The film’s titular character is Xiao-hong (heartthrob Kai Ko, playing very much against type), a shy, withdrawn fish store employee who lives with his domineering mom Meiling (Yu Tzu-yu), who closely controls nearly all aspects of his life. She constantly exhorts him to find a wife, citing the fact that he’s almost 30 and she won’t be around forever. Meiling sets up a blind date for Xiao-hong with her co-worker’s daughter; given that Xiao-hong has zero game and not the slightest clue of how to talk to women, this date predictably ends in disaster. Xiao-hong’s cousin and co-worker, after hearing about his failed date, takes him to a love hotel with an organized prostitution business, where Xiao-hong can hopefully lose his virginity with one of the escorts in the hotel. But Xiao-hong is no more successful at being a john than at dating; he runs away in a panic just a few minutes into the session. However, through the experience, he becomes drawn to Sister Lele (Vivian Hsu), an older woman who runs the escort business. Xiao-hong subsequently makes frequent return visits to the hotel, pretending to be an escort client when he’s really there to see Sister Lele.
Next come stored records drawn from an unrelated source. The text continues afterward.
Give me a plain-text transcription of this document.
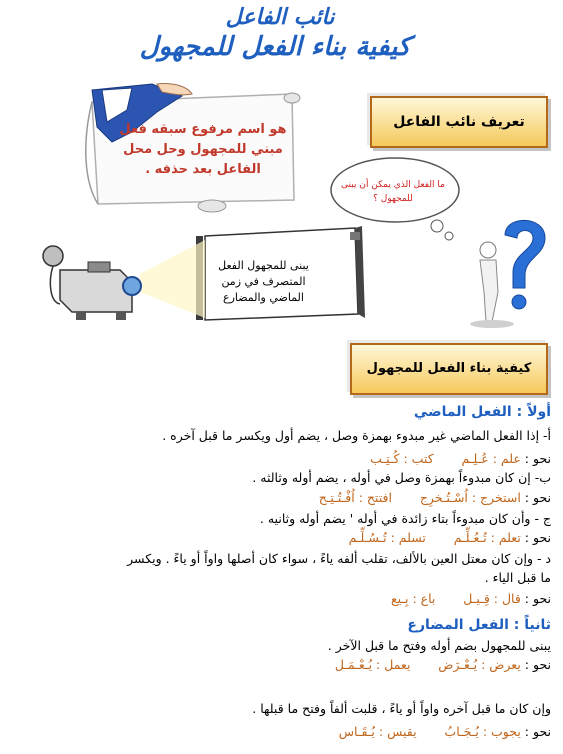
نائب الفاعل
كيفية بناء الفعل للمجهول
هو اسم مرفوع سبقه فعل
مبني للمجهول وحل محل
الفاعل بعد حذفه .
تعريف نائب الفاعل
ما الفعل الذي يمكن أن يبنى
للمجهول ؟
يبنى للمجهول الفعل
المتصرف في زمن
الماضي والمضارع
كيفية بناء الفعل للمجهول
أولاً : الفعل الماضي
أ- إذا الفعل الماضي غير مبدوء بهمزة وصل ، يضم أول ويكسر ما قبل آخره .
نحو : علم : عُـلِـم       كتب : كُـتِـب
ب- إن كان مبدوءاً بهمزة وصل في أوله ، يضم أوله وثالثه .
نحو : استخرج : اُسْـتُـخرِج       افتتح : اُفْـتُـتِـح
ج - وأن كان مبدوءاً بتاء زائدة في أوله ' يضم أوله وثانيه .
نحو : تعلم : تُـعُـلِّـم       تسلم : تُـسُـلِّـم
د - وإن كان معتل العين بالألف، تقلب ألفه ياءً ، سواء كان أصلها واواً أو ياءً . ويكسر
ما قبل الياء .
نحو : قال : قِـيـل       باع : بِـيع
ثانياً : الفعل المضارع
يبنى للمجهول بضم أوله وفتح ما قبل الآخر .
نحو : يعرض : يُـعْـرَض       يعمل : يُـعْـمَـل
وإن كان ما قبل آخره واواً أو ياءً ، قلبت ألفاً وفتح ما قبلها .
نحو : يجوب : يُـجَـابُ       يقيس : يُـقَـاس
Sister Lele’s story gets as much screen time as Xiao-hong’s, and Hsu’s beautifully soulful performance nicely conveys her character’s weariness and regrets about what her life has become. She has her own son, Weijie (Fandy Fan), an aimless young man who continually runs afoul of loan sharks and gangsters due to his successive get-rich-quick schemes, and who only visits his mother to ask to borrow money. There’s clearly an Oedipal aspect to Xiao-hong and Lele’s almost-but-not-quite romantic relationship, though the film doesn’t lean too heavily on this. There’s also a neatly contrasting symmetry to the mother-son relationships on display, with Meiling being too protective of her son, while Lele isn’t protective enough of hers. If Pedro Almodovar hadn’t already taken the title Parallel Mothers, it could be equally appropriate for this film.
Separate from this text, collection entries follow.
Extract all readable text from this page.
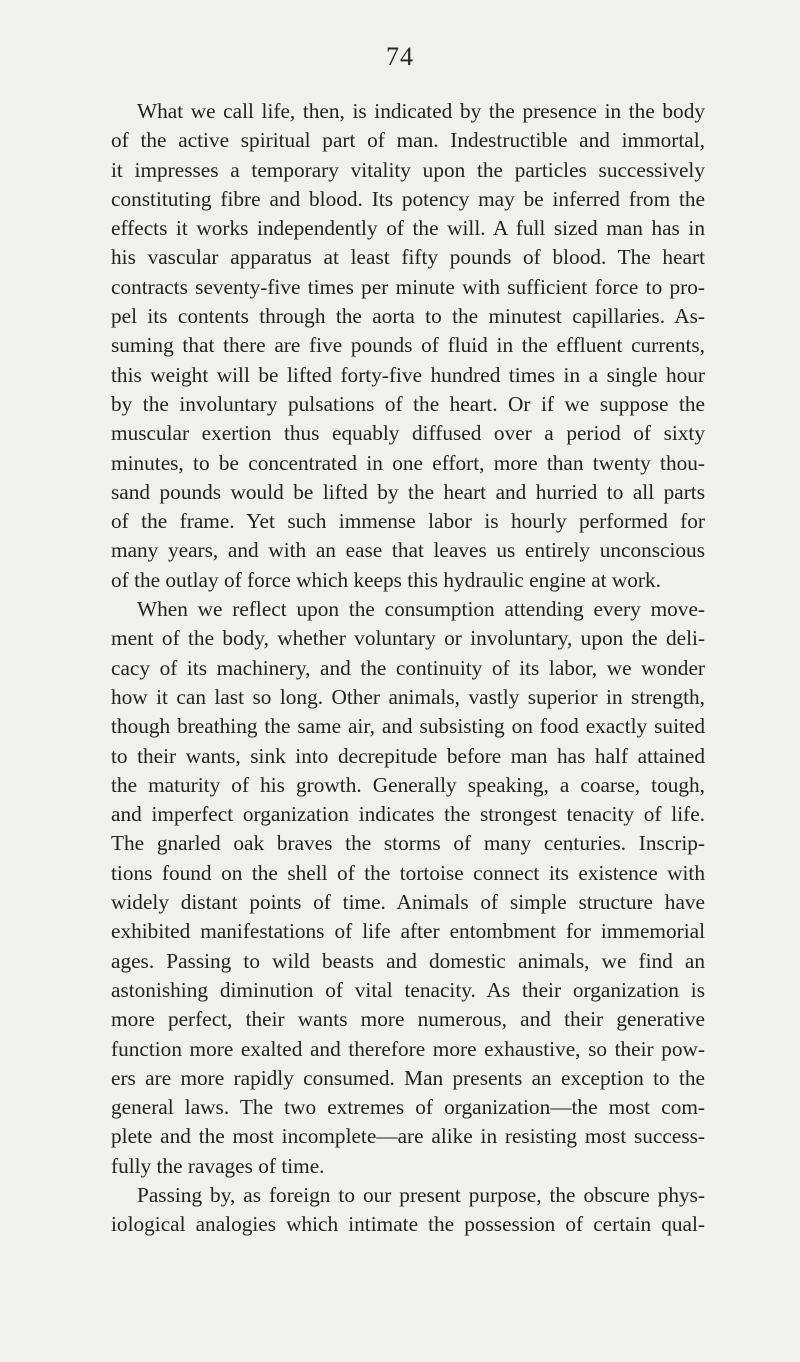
74
What we call life, then, is indicated by the presence in the body
of the active spiritual part of man. Indestructible and immortal,
it impresses a temporary vitality upon the particles successively
constituting fibre and blood. Its potency may be inferred from the
effects it works independently of the will. A full sized man has in
his vascular apparatus at least fifty pounds of blood. The heart
contracts seventy-five times per minute with sufficient force to pro-
pel its contents through the aorta to the minutest capillaries. As-
suming that there are five pounds of fluid in the effluent currents,
this weight will be lifted forty-five hundred times in a single hour
by the involuntary pulsations of the heart. Or if we suppose the
muscular exertion thus equably diffused over a period of sixty
minutes, to be concentrated in one effort, more than twenty thou-
sand pounds would be lifted by the heart and hurried to all parts
of the frame. Yet such immense labor is hourly performed for
many years, and with an ease that leaves us entirely unconscious
of the outlay of force which keeps this hydraulic engine at work.
When we reflect upon the consumption attending every move-
ment of the body, whether voluntary or involuntary, upon the deli-
cacy of its machinery, and the continuity of its labor, we wonder
how it can last so long. Other animals, vastly superior in strength,
though breathing the same air, and subsisting on food exactly suited
to their wants, sink into decrepitude before man has half attained
the maturity of his growth. Generally speaking, a coarse, tough,
and imperfect organization indicates the strongest tenacity of life.
The gnarled oak braves the storms of many centuries. Inscrip-
tions found on the shell of the tortoise connect its existence with
widely distant points of time. Animals of simple structure have
exhibited manifestations of life after entombment for immemorial
ages. Passing to wild beasts and domestic animals, we find an
astonishing diminution of vital tenacity. As their organization is
more perfect, their wants more numerous, and their generative
function more exalted and therefore more exhaustive, so their pow-
ers are more rapidly consumed. Man presents an exception to the
general laws. The two extremes of organization—the most com-
plete and the most incomplete—are alike in resisting most success-
fully the ravages of time.
Passing by, as foreign to our present purpose, the obscure phys-
iological analogies which intimate the possession of certain qual-
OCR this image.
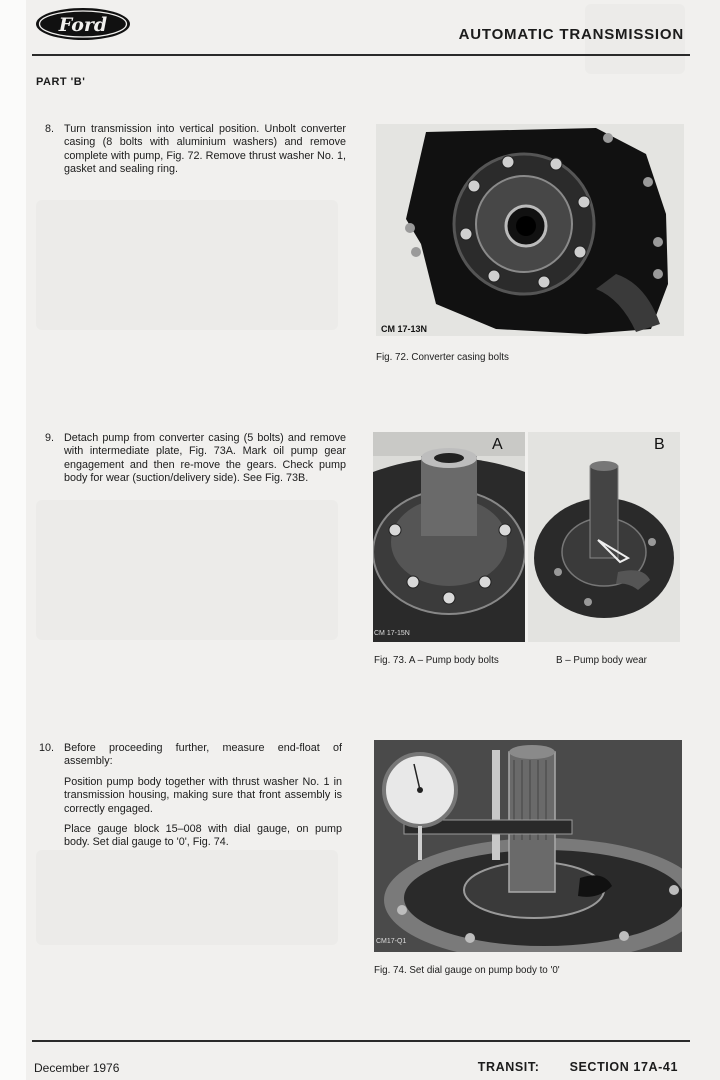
Ford	AUTOMATIC TRANSMISSION
PART 'B'
8. Turn transmission into vertical position. Unbolt converter casing (8 bolts with aluminium washers) and remove complete with pump, Fig. 72. Remove thrust washer No. 1, gasket and sealing ring.

CM 17-13N
Fig. 72. Converter casing bolts
9. Detach pump from converter casing (5 bolts) and remove with intermediate plate, Fig. 73A. Mark oil pump gear engagement and then re-move the gears. Check pump body for wear (suction/delivery side). See Fig. 73B.

A
CM 17-15N
B
Fig. 73. A – Pump body bolts	B – Pump body wear
10. Before proceeding further, measure end-float of assembly:

Position pump body together with thrust washer No. 1 in transmission housing, making sure that front assembly is correctly engaged.

Place gauge block 15–008 with dial gauge, on pump body. Set dial gauge to '0', Fig. 74.

CM17-Q1
Fig. 74. Set dial gauge on pump body to '0'
December 1976	TRANSIT: SECTION 17A-41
Chen’s visual compositions, aided by ace cinematographer Jake Pollock, are often just as elegantly symmetrical as the plotting. The film’s loveliest sequences are set in the bar Sister Lele frequents, where she and Xiao-hong listen to music and dance. This bar also occasions the touches of magic realism that greatly enhance the pleasurable effects of this frothy confection with a sweet, yet melancholic aftertaste.
Published as part of New York Asian Film Festival 2022 — Dispatch 1.